Lester's quest '“ a never-ending bid to learn from the John Duncans, football peers and rugby coaches of the world
Chesterfield's rookie manager Jack Lester says he's on a never-ending quest to learn from his peers, both in football and other sports.
The Spireites gaffer met with one of his successful predecessors, John Duncan, earlier in the season in an attempt to gleam some of the Scot’s widsom.
And there are plenty of current bosses that Lester is keen to emulate because he admits he’s never going to be the finished article.
“I’m forever studying other managers and coaches and trying to get meetings with them,” he said.
“You’ll never get to the stage where you know it all, it’s never happening.
“The mindset is, it’s a never ending learning situation that I’ve put myself in to try and be better.
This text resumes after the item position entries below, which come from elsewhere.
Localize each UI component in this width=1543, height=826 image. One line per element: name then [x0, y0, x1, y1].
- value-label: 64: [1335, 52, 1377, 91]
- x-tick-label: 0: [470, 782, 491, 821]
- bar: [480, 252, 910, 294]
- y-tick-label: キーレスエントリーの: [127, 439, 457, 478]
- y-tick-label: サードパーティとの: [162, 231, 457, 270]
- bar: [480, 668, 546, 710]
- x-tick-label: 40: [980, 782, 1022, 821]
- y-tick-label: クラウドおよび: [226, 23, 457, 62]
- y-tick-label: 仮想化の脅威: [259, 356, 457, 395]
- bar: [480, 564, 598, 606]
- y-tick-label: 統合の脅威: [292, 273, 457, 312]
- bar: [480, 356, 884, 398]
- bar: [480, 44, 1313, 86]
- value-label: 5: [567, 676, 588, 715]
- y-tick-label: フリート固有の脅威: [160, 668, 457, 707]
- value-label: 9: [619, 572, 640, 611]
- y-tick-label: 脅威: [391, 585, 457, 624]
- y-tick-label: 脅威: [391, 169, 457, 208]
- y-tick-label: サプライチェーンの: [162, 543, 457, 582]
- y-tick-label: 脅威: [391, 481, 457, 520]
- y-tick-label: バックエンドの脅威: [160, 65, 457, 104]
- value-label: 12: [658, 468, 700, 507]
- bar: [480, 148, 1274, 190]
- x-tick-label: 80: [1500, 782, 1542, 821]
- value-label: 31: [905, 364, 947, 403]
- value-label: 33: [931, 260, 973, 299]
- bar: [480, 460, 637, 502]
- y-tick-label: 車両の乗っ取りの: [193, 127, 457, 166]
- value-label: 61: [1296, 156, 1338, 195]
“If that’s learning off other managers then absolutely.”
Lester has namechecked ex Spireites team-mate and Bristol City boss Lee Johnson as one manager doing good things, but the coaches he wants to learn from are not just operating in the footballing world.
“There’s many I admire, it’s looking at how they think and mirroring that,” he said.
“I think you can take that from many sports.
“Trying to get down to see other environments, other sports, it’s endless what you can learn.
“There are so many little bits of information and training methods that I don’t know yet that will push us on.
“There’s a coach in today from overseas England rugby to talk to us about the techniques and methods they do to create performance.”
For Lester, one of the best parts of his job as a manager is searching for the little bits of knowledge that will help him improve Chesterfield and help them be better than their League Two rivals.
“Looking for that is exciting. That’s your job, it’s trying to find that little edge that puts you ahead of the others.
“It’s sport, there’s a league table, we play for 90 minutes so beyond that there’s your preparation time and you need to be doing it better than other people, otherwise you’re not ahead.
“Finding that edge and putting on a session that creates clarity and performance from your players is the key to coaching.
“We’re in a never ending quest for that, here.
“The job is fantastic, it’s exciting and looking for the edge is fascinating, I could go on for hours about it.
“Always looking for that edge, that’s the most enjoyable part of the job.